How to Store the Network Graph to Visualize in Gephi – gexf
gexf stands for Graph Exchange XML Format and is widely used to transport and store network graphs. It is also a part of the NetworkX library and is mostly used to transport the network graphs to Gephi. The implementation of gexf is the same as that of graphml. We just need to include
nx.gexf to save it in gexf format.
Let us use the example from above and store it in Gexf.
import networkx as nx import matplotlib.pyplot as plt G = nx.Graph() G.add_node('A') G.add_nodes_from(['B', 'C', 'D']) G.add_edge('A', 'B') G.add_edges_from([('B', 'C'), ('C', 'D'), ('D', 'A'), ('A', 'C')]) nx.write_gexf(G, "test.gexf")
Follow the same process in the video to visualize this network graph in Gephi.
I hope you have understood the basic visualization functions of Gephi. Let us now explore Gephi with larger network graphs.
For this example, we are going to take the same dataset we used in the previous article – Airports Database 2017.
Visualizing Airports Database Using Gephi
If you remember, we plotted the network graph of this dataset using the matplotlib library in the previous article. We only selected the first 50 entries out of the 10000 entries to make it simple.
Here, we are going to consider the entire dataset for visualization and also look at a few filtering options to manage huge network graphs.
The code to export the network graph to Gephi is given below.
import pandas as pd import networkx as nx csv_file = 'airports.csv' data = pd.read_csv(csv_file) edges = data[['City', 'Country']] G = nx.Graph() G.add_edges_from(edges.values) nx.write_gexf(G, 'airport.gexf')
The dataset we took is pretty cluttered since all the cities that have an airport in a country are connected to the country. So it becomes a pretty huge network. We apply a few filters, such as
Giant Component which filters out all the huge ones.
Follow the video below.
Giant Component filter is used to filter all the larger components of the network.

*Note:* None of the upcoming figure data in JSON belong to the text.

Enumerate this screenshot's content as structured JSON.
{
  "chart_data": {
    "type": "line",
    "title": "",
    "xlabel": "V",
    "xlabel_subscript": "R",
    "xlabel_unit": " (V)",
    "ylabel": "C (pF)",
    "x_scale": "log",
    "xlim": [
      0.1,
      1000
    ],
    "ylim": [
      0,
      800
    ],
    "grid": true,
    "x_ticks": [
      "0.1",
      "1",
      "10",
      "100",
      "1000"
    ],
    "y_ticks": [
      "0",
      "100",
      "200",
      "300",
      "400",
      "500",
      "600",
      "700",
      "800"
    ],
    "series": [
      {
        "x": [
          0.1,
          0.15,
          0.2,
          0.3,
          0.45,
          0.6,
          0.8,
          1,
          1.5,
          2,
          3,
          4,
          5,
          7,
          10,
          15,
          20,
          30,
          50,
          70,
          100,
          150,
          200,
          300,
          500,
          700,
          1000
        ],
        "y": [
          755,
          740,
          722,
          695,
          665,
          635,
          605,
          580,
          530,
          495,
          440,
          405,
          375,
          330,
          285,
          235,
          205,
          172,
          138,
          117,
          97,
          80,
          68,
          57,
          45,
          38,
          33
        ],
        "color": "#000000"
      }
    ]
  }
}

The layout used in this network analysis is the Yifan Hu layout, as it can handle a huge number of nodes and edges.
We are also performing some statistics (Modularity). Modularity is used to identify the groups or clusters that have dense connections between themselves and lesser connections with other groups. Based on this modularity ranking, we color-coded the clusters.
The outliers of the graph( nodes at the end that are not connected to any other nodes and are left alone) are the cities that do not have an airport or which do not have a connection to any country.
We have also set the labels of the nodes visible only when we hover on that particular node and also changed the color of the label.
That’s the end of it! We have discussed what Gephi is and its installation. We took a simple example of a network graph and tried to visualize it in Gephi. In order to do so, we have looked at two approaches two storing the network graph in a file format compatible with Gephi. These file formats are – Graphml and Gexf.
Then we visualized the Airports Database, which has over 10k rows of all the airports, train, and ferry stations in different cities of a country. We tried to plot all the cities of a country on the graph. Since it is a cluttered network, we filtered through the nodes and performed some statistics.
This is a basic idea of the Gephi software. Go ahead and perform analysis on your own with Gephi!